Following its recommendation, if we look at std::os::windows::fs we see an extension trait for setting Windows-specific flags for WinAPI-specific flags, like dwDesiredAccess, dwShareMode, dwFlagsAndAttributes. I'm not a Windows dev but AFAICT we want an API to set lpSecurityAttributes. I don't see an option for that in std::os::windows::fs, likely complicated by the fact that it's a pointer, so acquiring a valid value for that parameter is more involved than just constructing a bitfield like for the aforementioned parameters. But if you think this should be simple, then please propose adding it to std::os::windows::fs; the Rust stdlib adds new APIs all the time in response to demand. (In the meantime, comprehensive Windows support is generally provided by the de-facto standard winapi crate, which provides access to the raw syscall).
SetFileSecurityA is listed as Windows XP+ (https://learn.microsoft.com/en-us/windows/win32/api/winbase/...) but Microsoft has deprecated all pre-XP documentation.
According to https://www.geoffchappell.com/studies/windows/win32/advapi32..., the function was available first in advapi32 version 3.10, which was included in Windows NT 3.10 (14th July 1993): https://www.geoffchappell.com/studies/windows/win32/advapi32...

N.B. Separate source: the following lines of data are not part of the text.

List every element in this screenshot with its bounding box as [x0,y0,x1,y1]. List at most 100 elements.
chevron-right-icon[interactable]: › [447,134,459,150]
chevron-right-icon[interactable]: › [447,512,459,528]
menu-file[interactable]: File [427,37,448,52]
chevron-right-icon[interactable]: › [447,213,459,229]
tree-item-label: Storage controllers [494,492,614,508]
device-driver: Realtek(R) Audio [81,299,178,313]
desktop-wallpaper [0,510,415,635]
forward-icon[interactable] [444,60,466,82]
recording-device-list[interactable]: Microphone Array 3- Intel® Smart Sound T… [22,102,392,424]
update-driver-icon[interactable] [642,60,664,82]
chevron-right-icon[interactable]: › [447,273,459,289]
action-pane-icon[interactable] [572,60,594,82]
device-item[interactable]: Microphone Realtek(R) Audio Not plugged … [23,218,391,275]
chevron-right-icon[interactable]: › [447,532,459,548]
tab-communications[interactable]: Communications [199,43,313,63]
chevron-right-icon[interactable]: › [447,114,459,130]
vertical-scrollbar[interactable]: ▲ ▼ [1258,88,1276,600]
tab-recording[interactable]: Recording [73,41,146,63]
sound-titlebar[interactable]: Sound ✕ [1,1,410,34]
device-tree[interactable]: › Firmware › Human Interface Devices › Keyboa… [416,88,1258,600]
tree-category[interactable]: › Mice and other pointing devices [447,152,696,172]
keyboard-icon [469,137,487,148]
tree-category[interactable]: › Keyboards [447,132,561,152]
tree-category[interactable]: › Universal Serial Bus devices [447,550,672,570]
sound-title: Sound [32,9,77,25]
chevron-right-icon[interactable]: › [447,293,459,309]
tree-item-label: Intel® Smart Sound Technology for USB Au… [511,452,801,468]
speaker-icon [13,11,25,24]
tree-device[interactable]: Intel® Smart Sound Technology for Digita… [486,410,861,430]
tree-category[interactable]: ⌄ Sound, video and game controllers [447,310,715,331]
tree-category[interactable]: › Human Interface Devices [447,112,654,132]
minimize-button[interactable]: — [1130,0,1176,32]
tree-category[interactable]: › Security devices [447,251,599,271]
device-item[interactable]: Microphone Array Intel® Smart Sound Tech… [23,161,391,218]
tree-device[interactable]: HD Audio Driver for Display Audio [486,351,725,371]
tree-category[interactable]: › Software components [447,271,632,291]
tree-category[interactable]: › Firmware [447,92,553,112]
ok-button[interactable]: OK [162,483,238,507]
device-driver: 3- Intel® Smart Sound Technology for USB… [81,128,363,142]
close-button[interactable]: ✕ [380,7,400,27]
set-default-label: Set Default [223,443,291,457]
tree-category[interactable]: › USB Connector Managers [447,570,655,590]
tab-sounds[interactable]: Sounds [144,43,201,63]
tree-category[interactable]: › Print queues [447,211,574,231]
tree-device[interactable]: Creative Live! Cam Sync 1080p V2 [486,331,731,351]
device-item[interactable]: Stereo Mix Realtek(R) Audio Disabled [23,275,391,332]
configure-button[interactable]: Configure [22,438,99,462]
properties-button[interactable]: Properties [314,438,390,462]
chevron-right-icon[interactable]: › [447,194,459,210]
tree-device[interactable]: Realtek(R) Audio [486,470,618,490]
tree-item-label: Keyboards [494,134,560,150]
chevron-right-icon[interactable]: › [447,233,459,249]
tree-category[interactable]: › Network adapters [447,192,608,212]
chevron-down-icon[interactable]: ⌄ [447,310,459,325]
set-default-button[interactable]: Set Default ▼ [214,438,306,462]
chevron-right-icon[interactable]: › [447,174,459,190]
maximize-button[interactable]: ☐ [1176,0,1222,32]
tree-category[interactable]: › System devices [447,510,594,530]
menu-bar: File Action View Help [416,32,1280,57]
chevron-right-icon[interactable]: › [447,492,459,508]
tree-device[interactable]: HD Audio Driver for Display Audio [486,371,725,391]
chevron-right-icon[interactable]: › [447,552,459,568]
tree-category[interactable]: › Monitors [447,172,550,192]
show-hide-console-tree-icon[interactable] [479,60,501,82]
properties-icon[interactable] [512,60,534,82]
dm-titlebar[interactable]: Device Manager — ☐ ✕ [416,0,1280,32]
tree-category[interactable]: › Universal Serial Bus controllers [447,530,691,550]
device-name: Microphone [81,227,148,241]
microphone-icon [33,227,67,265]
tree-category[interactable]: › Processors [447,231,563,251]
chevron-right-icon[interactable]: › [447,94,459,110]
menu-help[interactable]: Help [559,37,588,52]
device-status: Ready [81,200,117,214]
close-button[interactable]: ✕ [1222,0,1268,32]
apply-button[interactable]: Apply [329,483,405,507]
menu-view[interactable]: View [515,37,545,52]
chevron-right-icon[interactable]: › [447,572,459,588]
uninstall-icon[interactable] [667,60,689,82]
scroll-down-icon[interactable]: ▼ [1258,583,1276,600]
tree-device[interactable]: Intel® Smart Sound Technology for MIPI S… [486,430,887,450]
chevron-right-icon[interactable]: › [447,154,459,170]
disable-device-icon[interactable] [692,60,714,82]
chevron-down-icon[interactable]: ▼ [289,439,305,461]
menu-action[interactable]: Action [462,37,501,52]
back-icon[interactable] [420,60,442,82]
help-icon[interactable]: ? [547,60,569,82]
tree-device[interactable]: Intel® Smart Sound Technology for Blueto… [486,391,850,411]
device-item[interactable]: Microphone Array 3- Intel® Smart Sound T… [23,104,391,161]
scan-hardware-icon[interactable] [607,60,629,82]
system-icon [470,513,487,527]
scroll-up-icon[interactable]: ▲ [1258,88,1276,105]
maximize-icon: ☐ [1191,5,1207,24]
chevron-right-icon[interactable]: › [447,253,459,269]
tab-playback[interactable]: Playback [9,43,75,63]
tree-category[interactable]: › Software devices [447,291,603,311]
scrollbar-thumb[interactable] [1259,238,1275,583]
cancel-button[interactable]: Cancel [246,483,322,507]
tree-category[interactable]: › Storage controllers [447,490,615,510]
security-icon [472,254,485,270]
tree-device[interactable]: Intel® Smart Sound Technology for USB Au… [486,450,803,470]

lpSecurityAttributes just refers to a SecurityAttributes struct (Rust bindings here: https://microsoft.github.io/windows-docs-rs/doc/windows/Win3...) Annoying pointers for sure, but nothing a Rust API can't work around with standard language features.
And sure, Rust could add the entire windows crate to the standard library, but my point is that this isn't just Windows functionality: getfacl/setfacl has been with us for decades but I don't know any standard library that tries to include any kind of ACLs.
You misunderstand the documentation. Microsoft doesn't provide online documentation for versions of Windows that are no longer supported. Functions like SetFileSecurity have existed since Windows NT 3.1 back in 1993.
> WinAPI access for ACLs was added in Windows 10
I'm not sure which docs you mean but that's not true. The NT kernel has used ACLs long before rust was invented. But it's indeed true that rust adds platform-specific methods based on demand. The trouble with ACLs is it means either creating a large API surface in the standard library to handle them or else presenting a simple interface but having to manage raw pointers (likely using a wrapper type but even then it can't be made totally safe).
> the de-facto standard winapi crate, which provides access to the raw syscall
Since the official Microsoft `windows-sys` crate was released many years ago, the winapi crate has been effectively unmaintained (it accepts security patches but that's it).